Donald Trump © REUTERS/Yuri Gripas

Trump: de l’entrave à la destitution, beaucoup de questions

Le Vif

Les interférences de Donald Trump dans l’enquête du FBI sur les liens entre son équipe de campagne et la Russie constituent-elles une entrave à la justice, qui est un délit, et cela pourrait-il entraîner sa destitution? Voici quelques éléments de réponse.

Qu’est-ce qu’une entrave à la justice?

Selon le code des Etats-Unis (US Code), qui rassemble l’ensemble des lois fédérales américaines, « quiconque essaye, de manière corruptrice, (…) d’influencer, d’entraver ou d’empêcher la bonne administration de la justice, doit être puni ». Le délit est passible d’une peine d’emprisonnement n’excédant pas cinq ans.

Trump a-t-il entravé la justice?

Les faits portent surtout sur ce qu’a pu faire le président des Etats-Unis pour empêcher le déroulement normal de l’enquête sur les liens entre son équipe de campagne et des responsables russes.

Lors d’une conversation en tête à tête avec James Comey, Donald Trump a notamment laissé entendre qu’il souhaitait que le directeur du FBI renonce à son enquête sur les relations entre l’ancien conseiller à la sécurité nationale, Michael Flynn, et la Russie.

Début mai, le président a limogé M. Comey et se serait vanté à des diplomates russes d’avoir ainsi fait dérailler l’enquête, selon le New York Times.

« La clé », explique Brandon Garrett, professeur de droit à l’université de Virginie, « c’est qu’il doit y avoir une intention » de contrecarrer, en connaissance de cause, le bon fonctionnement de la justice.

Pour les juristes interrogés par l’AFP, cette intention n’est pas établie à ce stade.
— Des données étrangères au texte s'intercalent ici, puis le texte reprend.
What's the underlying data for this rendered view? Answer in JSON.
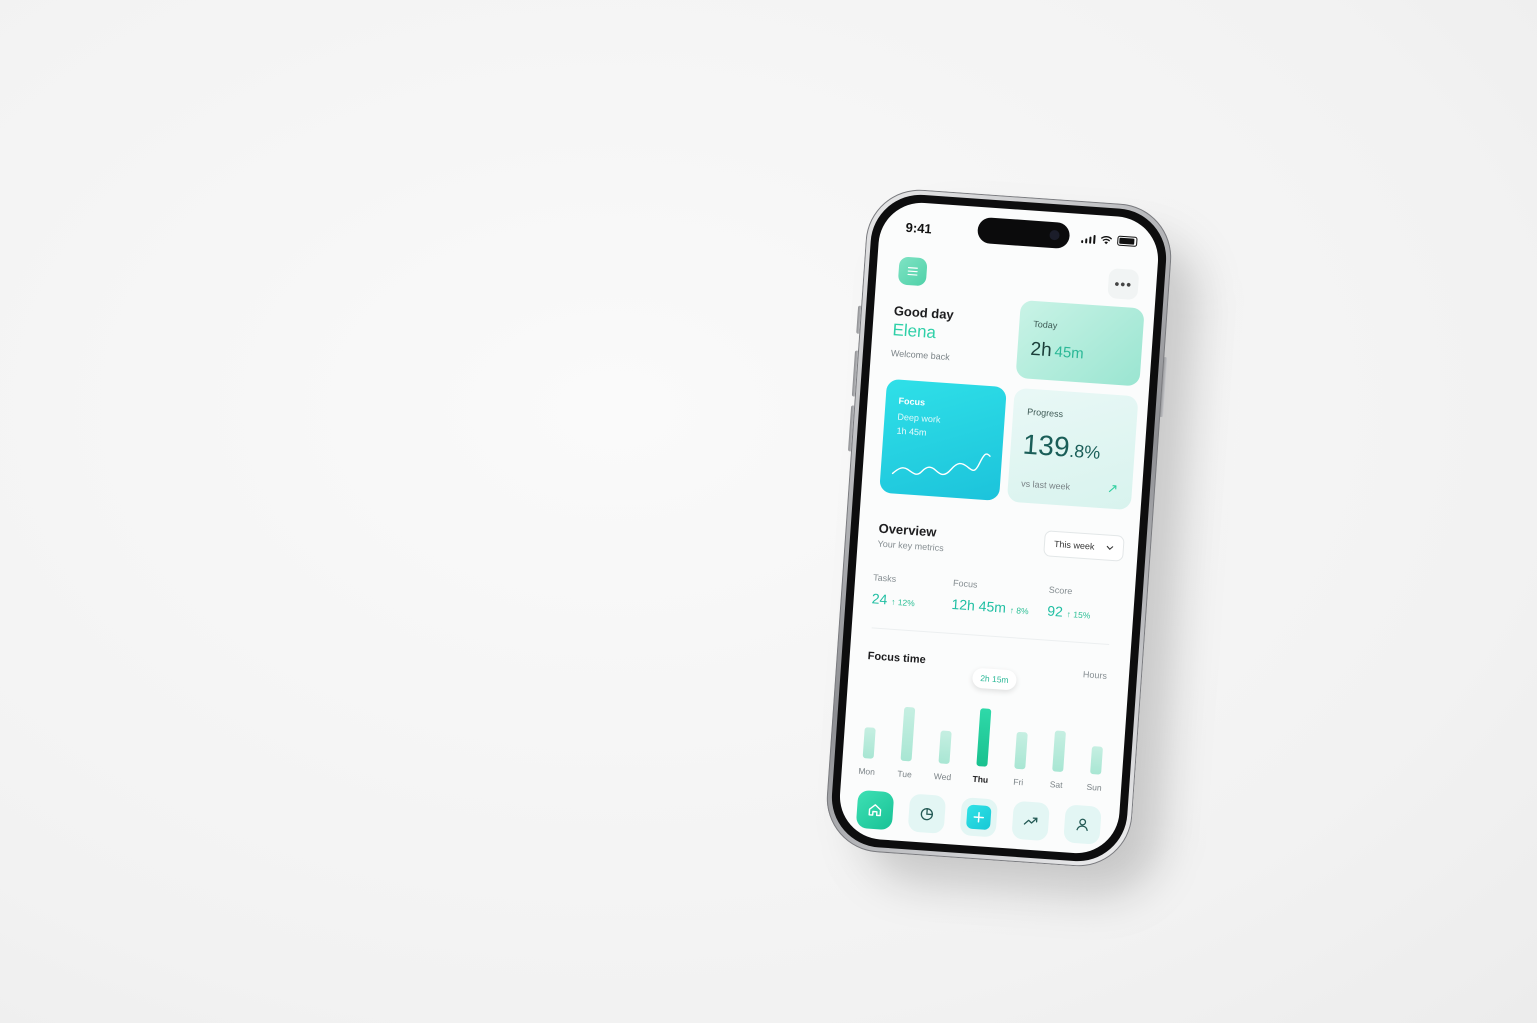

« Le limogeage de Comey est jusqu’ici la meilleure preuve que Trump a agi de manière corruptrice », explique Joshua Dressler, professeur à l’université d’Etat de l’Ohio.

Pour autant, aucun procureur ne prendrait le risque de poursuivre sur cette base, selon lui, car « on ne lance pas ce genre d’affaires sans être sûr de gagner ».

Autre réserve des spécialistes, il y a débat sur le fait de savoir si une enquête du FBI entre bien dans le champ du fonctionnement du système judiciaire et peut donc faire l’objet d’une entrave à la justice.

Si la jurisprudence tend à montrer qu’une enquête du FBI n’entre pas dans ce champ, « un procureur pourrait raisonnablement défendre un avis différent », estime Mark Tushnet, professeur de droit à Harvard.

Le président peut-il être inculpé?

Les avis sont partagés, en partie faute de précédent. « Il y a des doutes considérables quant à savoir si un président en exercice peut être inculpé, sans parler d’être condamné », explique Charles Collier, professeur à l’université de Floride.

L’entrave à la justice peut-elle servir de base à une procédure en destitution?

Oui, même si le concept d’entrave à la justice relève du système judiciaire, alors que la procédure de destitution est entièrement politique.

Elle pourrait ainsi être lancée même si Donald Trump n’est pas formellement mis en cause par la justice. C’est ce qui s’était produit pour l’ancien président Richard Nixon, en 1974.

Il appartient au Congrès, à majorité républicaine, de destituer le président, s’il estime qu’il s’est rendu coupable de « trahison, corruption ou autres crimes et délits majeurs ». En pareil cas, le Congrès peut s’appuyer sur les éléments de preuve éventuellement exposés par la justice.

Pour Joshua Dressler, l’audition de jeudi « ne suffit pas à rendre la destitution soudain plus probable. Il faut plus, des enregistrements peut-être ou quelqu’un qui accepte de témoigner moyennant immunité ».

Les républicains pourraient aussi « vouloir prendre leurs distances avec Trump et démarrer une procédure de destitution, mais je ne crois pas qu’ils en aient envie » pour l’instant, estime-t-il.